Ketua Pemuda Katolik Komda NTT, Yuventus Tukung, mengatakan tenaga kesehatan di wilayah terdampak menghadapi tekanan yang cukup berat karena berada dalam posisi sebagai korban sekaligus tetap harus menjalankan tugas pelayanan.
“Kita tahu teman-teman nakes di wilayah terdampak mengalami tingkat stres yang tinggi. Di satu sisi mereka merupakan korban yang terdampak langsung, tetapi di sisi lain tetap harus menjalankan kewajiban profesinya untuk merawat para korban yang membutuhkan pertolongan medis di tengah bencana,” ujar Yuventus.
Menurutnya, kondisi tersebut perlu mendapatkan intervensi pemerintah daerah, provinsi, hingga pemerintah pusat. Dukungan dapat dilakukan melalui penguatan tenaga kesehatan tambahan maupun penyesuaian beban dan jam kerja bagi nakes yang terdampak.
“Jika kondisi seperti ini dibiarkan, pelayanan medis kepada masyarakat juga dapat terganggu. Karena itu, pemerintah perlu mengambil kebijakan taktis dan strategis, termasuk mengirimkan lebih banyak tenaga kesehatan untuk ditempatkan di puskesmas dan titik-titik terdampak,” jelasnya.

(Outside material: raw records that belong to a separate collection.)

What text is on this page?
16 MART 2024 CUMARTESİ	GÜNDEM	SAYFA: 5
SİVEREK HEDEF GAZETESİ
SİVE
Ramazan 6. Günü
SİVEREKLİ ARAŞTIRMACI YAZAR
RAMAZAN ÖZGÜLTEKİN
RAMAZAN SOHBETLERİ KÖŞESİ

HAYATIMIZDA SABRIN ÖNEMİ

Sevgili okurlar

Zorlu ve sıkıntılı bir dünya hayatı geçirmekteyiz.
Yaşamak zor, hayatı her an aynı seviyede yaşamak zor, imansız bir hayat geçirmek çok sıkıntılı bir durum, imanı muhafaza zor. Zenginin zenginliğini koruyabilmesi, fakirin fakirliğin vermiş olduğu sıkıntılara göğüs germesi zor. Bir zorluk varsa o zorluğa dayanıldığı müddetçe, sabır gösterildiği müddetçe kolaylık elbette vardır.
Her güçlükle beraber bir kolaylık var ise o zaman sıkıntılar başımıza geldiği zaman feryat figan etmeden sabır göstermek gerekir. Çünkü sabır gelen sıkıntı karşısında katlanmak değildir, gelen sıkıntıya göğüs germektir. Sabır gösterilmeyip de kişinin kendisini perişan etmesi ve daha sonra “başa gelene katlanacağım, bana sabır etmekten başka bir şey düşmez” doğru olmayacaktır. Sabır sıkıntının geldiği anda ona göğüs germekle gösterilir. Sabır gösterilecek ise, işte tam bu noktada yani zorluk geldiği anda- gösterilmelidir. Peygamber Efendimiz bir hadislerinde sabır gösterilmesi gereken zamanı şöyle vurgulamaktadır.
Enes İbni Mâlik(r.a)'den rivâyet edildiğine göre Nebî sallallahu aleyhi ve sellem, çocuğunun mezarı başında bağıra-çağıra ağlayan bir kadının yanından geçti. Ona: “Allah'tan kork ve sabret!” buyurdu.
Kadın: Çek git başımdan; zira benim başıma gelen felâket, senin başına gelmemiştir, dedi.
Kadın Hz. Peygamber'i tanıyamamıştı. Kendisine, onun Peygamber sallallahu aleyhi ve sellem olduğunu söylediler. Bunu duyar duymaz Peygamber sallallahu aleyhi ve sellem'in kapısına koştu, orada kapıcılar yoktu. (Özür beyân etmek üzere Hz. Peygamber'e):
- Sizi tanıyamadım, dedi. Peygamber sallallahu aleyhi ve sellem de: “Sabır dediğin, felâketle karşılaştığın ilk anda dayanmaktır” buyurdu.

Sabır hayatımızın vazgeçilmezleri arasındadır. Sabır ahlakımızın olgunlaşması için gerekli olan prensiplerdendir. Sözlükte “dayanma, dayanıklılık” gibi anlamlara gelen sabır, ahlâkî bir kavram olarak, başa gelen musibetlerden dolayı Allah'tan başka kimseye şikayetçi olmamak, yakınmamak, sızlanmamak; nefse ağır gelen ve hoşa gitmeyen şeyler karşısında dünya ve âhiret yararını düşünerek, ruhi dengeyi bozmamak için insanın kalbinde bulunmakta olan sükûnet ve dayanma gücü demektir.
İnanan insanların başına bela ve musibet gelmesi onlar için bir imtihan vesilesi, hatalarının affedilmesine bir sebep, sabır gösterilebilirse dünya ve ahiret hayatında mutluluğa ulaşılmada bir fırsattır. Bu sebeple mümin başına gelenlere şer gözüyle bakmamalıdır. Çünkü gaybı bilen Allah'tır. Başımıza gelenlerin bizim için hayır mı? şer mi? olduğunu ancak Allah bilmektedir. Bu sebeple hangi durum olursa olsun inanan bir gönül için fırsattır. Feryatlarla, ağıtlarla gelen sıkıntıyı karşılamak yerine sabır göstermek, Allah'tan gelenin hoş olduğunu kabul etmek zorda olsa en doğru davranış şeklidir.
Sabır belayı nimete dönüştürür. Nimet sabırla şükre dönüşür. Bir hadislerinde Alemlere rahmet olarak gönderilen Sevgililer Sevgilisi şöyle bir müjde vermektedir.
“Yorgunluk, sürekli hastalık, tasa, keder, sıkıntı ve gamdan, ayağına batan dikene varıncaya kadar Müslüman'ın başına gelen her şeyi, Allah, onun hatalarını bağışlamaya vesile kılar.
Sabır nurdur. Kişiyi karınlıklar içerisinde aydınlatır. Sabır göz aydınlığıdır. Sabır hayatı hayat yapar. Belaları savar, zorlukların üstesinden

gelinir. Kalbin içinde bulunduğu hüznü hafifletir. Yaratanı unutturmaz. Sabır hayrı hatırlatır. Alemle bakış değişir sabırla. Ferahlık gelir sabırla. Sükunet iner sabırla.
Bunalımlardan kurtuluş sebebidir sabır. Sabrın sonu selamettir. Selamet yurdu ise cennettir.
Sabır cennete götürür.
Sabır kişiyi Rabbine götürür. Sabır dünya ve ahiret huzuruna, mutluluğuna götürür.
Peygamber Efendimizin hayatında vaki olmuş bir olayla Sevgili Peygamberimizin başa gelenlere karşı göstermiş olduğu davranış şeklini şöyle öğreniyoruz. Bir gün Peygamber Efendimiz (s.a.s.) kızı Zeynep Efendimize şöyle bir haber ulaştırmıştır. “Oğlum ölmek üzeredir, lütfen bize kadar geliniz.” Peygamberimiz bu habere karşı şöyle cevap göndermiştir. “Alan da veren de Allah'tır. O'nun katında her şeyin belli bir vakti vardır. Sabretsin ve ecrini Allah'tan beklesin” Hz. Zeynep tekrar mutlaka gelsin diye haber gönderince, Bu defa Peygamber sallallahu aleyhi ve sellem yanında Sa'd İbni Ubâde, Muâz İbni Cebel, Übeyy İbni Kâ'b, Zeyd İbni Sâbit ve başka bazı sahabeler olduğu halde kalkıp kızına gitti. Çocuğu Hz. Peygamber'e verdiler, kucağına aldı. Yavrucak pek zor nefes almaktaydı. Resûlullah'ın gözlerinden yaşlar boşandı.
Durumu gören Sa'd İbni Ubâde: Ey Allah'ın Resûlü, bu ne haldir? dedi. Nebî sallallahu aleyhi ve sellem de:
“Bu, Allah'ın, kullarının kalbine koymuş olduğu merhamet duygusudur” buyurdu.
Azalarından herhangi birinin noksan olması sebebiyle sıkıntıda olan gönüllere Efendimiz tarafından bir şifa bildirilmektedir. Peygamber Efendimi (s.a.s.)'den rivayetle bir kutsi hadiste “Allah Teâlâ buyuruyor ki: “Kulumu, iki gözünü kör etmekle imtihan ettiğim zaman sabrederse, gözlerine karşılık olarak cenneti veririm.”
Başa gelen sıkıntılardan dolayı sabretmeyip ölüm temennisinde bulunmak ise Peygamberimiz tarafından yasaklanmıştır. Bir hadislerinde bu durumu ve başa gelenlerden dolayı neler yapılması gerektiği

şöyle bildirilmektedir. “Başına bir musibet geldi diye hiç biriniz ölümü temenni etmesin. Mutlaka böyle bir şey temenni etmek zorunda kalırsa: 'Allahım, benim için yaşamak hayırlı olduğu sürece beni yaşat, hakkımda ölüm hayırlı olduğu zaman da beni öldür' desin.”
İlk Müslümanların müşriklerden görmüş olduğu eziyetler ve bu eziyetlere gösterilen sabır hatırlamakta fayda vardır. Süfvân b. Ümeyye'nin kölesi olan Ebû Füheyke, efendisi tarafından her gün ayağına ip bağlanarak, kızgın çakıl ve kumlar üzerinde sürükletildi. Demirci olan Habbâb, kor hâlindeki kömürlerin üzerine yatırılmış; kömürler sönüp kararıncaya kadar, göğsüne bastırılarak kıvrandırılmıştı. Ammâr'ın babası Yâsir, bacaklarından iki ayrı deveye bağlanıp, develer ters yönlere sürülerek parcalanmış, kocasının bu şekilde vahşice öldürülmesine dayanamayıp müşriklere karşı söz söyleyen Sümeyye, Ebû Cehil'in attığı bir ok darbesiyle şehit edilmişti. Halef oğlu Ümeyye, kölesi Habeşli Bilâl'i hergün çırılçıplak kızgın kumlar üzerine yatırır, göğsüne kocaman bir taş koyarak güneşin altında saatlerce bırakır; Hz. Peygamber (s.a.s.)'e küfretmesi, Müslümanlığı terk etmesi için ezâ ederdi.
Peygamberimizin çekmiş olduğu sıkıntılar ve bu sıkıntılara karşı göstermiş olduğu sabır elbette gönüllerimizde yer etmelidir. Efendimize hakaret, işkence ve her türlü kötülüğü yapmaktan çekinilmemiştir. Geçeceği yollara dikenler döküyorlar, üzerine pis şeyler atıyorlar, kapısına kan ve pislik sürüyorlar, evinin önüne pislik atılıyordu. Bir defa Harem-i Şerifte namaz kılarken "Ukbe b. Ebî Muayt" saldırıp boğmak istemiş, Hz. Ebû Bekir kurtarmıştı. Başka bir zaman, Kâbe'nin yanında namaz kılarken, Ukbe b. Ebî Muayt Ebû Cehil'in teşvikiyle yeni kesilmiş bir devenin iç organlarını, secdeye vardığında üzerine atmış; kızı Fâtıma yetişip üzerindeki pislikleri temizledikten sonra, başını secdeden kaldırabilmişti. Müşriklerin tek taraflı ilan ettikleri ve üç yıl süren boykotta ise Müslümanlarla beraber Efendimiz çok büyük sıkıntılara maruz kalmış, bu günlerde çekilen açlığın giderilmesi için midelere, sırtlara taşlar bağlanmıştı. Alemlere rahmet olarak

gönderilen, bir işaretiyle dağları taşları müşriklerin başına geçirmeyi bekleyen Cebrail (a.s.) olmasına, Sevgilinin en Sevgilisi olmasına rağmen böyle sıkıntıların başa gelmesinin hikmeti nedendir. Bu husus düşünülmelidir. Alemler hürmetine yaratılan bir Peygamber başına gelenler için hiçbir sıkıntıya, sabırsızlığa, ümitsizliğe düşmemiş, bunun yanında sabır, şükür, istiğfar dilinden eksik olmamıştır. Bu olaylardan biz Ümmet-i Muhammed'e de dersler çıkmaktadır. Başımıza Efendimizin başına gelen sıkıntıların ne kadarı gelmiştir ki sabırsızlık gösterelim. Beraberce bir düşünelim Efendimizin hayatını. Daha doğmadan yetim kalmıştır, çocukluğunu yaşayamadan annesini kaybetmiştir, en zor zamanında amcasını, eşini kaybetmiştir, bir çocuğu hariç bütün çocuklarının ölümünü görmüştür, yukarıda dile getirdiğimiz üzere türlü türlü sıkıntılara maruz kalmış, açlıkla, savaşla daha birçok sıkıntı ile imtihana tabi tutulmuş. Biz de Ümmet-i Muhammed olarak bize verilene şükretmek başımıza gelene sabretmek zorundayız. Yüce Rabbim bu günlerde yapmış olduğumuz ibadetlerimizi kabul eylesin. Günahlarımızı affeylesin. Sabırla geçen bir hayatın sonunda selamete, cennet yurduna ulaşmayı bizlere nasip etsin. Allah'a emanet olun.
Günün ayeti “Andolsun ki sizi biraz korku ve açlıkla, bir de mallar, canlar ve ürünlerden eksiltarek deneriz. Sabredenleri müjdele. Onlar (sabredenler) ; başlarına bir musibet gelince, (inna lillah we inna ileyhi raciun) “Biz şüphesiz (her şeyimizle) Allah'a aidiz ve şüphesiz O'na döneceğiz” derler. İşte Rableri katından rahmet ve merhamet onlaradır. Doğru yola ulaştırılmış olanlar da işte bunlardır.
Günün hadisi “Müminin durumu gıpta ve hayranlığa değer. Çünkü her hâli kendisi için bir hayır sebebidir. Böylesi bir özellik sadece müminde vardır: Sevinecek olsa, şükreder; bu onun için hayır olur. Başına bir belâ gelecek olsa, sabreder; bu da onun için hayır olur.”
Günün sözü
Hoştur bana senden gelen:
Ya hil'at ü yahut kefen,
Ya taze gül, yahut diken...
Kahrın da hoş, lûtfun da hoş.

Selain memberikan pendampingan kesehatan jiwa dan psikososial kepada tenaga kesehatan, relawan Pemuda Katolik juga diterjunkan ke sejumlah posko pengungsian dan membantu aktivitas dapur umum.

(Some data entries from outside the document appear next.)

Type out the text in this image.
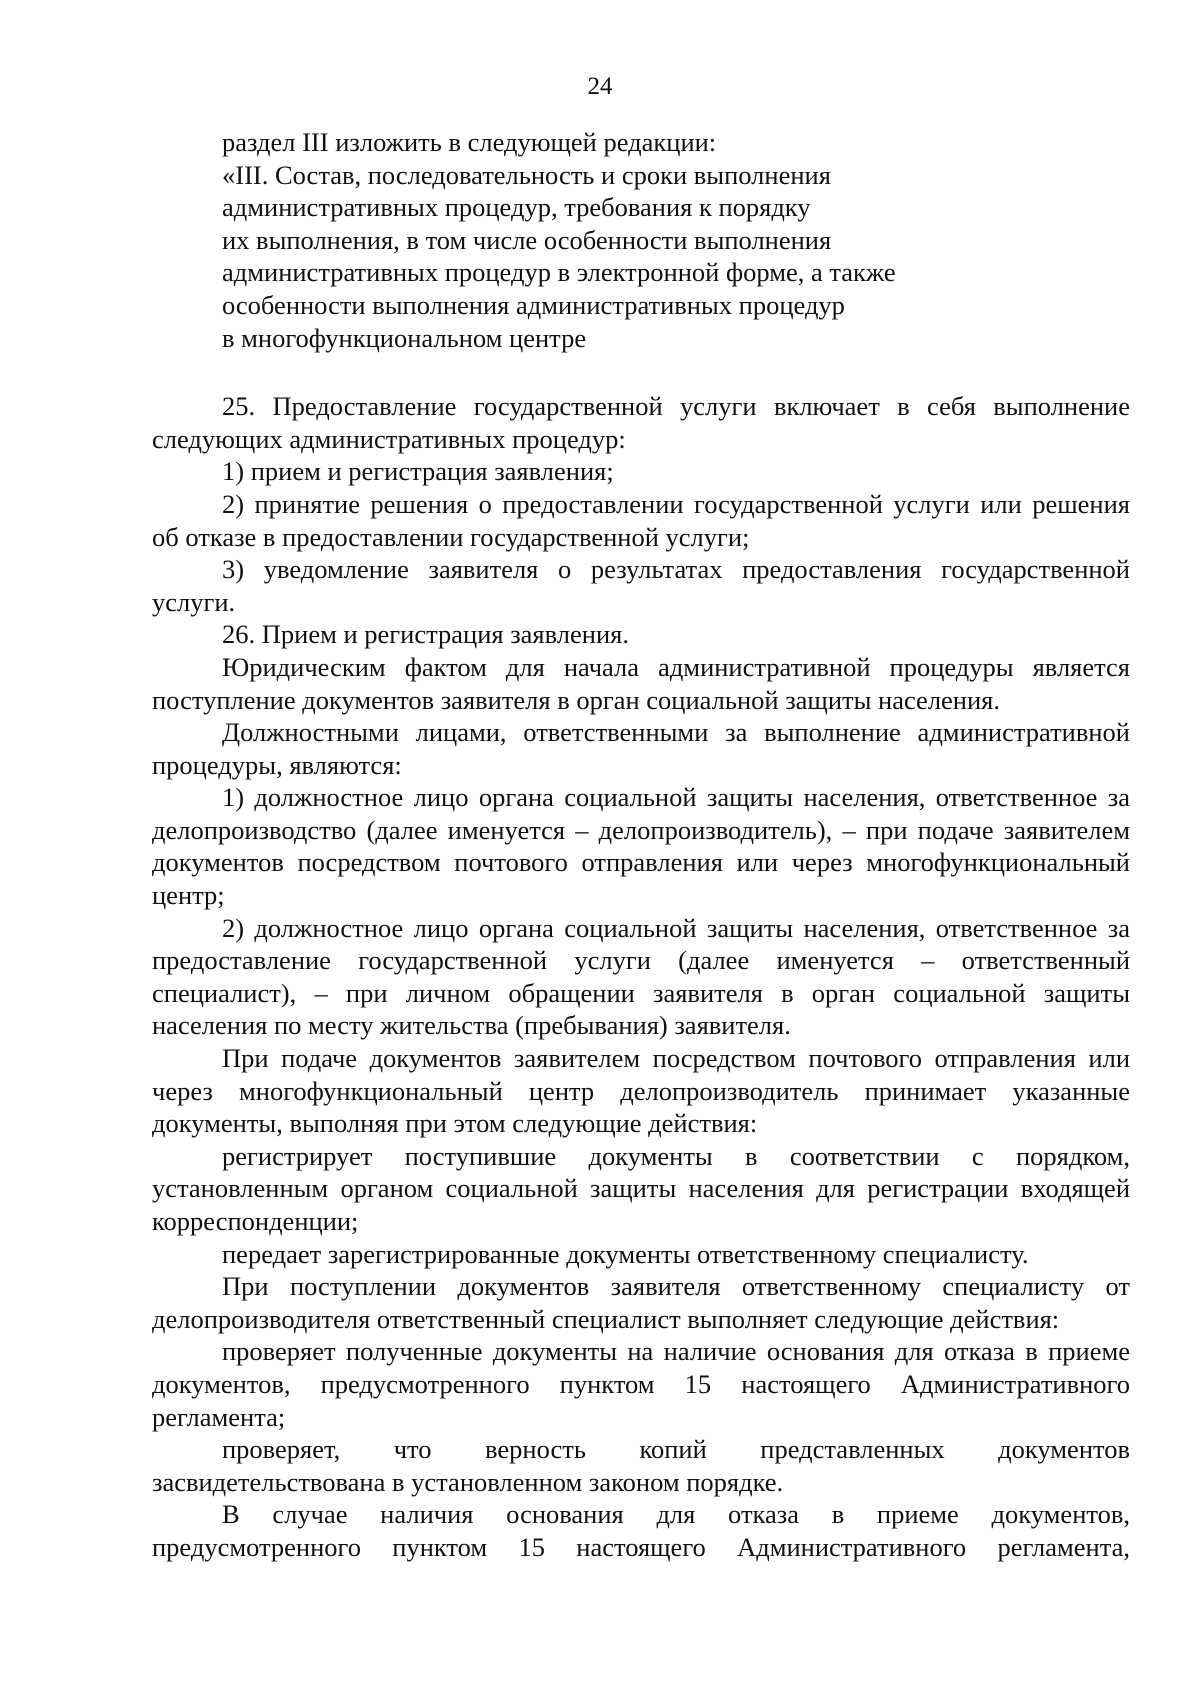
24

раздел III изложить в следующей редакции:

«III. Состав, последовательность и сроки выполнения

административных процедур, требования к порядку

их выполнения, в том числе особенности выполнения

административных процедур в электронной форме, а также

особенности выполнения административных процедур

в многофункциональном центре

25. Предоставление государственной услуги включает в себя выполнение следующих административных процедур:

1) прием и регистрация заявления;

2) принятие решения о предоставлении государственной услуги или решения об отказе в предоставлении государственной услуги;

3) уведомление заявителя о результатах предоставления государственной услуги.

26. Прием и регистрация заявления.

Юридическим фактом для начала административной процедуры является поступление документов заявителя в орган социальной защиты населения.

Должностными лицами, ответственными за выполнение административной процедуры, являются:

1) должностное лицо органа социальной защиты населения, ответственное за делопроизводство (далее именуется – делопроизводитель), – при подаче заявителем документов посредством почтового отправления или через многофункциональный центр;

2) должностное лицо органа социальной защиты населения, ответственное за предоставление государственной услуги (далее именуется – ответственный специалист), – при личном обращении заявителя в орган социальной защиты населения по месту жительства (пребывания) заявителя.

При подаче документов заявителем посредством почтового отправления или через многофункциональный центр делопроизводитель принимает указанные документы, выполняя при этом следующие действия:

регистрирует поступившие документы в соответствии с порядком, установленным органом социальной защиты населения для регистрации входящей корреспонденции;

передает зарегистрированные документы ответственному специалисту.

При поступлении документов заявителя ответственному специалисту от делопроизводителя ответственный специалист выполняет следующие действия:

проверяет полученные документы на наличие основания для отказа в приеме документов, предусмотренного пунктом 15 настоящего Административного регламента;

проверяет, что верность копий представленных документов засвидетельствована в установленном законом порядке.

В случае наличия основания для отказа в приеме документов, предусмотренного пунктом 15 настоящего Административного регламента,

“Kami membagi empat tim kerja yang disebar di beberapa posko. Kami juga tetap membuka diri bagi relawan yang ingin bergabung bersama kami dalam aksi kemanusiaan,” tambah Yuventus.
Sementara itu, Ketua Tim Dukungan Kesehatan Jiwa dan Psikososial (DKJPS), Imakulata Bete, S.Kep., Ns., mengatakan tenaga kesehatan yang menyaksikan dan terlibat langsung dalam situasi kebencanaan rentan mengalami kelelahan emosional yang dapat berdampak terhadap kesehatan mental.
“Penting untuk mengajarkan teknik-teknik manajemen stres agar mereka tetap dapat menjalankan tugas dan kewajibannya dengan baik di tengah situasi kebencanaan,” katanya.
Dalam pendampingan tersebut, para tenaga kesehatan mendapatkan pembelajaran mengenai teknik pernapasan dalam, relaksasi otot progresif, teknik imagery, grounding, dan butterfly hug.
Pemuda Katolik Komda NTT menegaskan bahwa penanganan bencana harus memperhatikan aspek kesehatan mental, tidak hanya bagi masyarakat terdampak, tetapi juga tenaga kesehatan yang berada di garis depan pelayanan.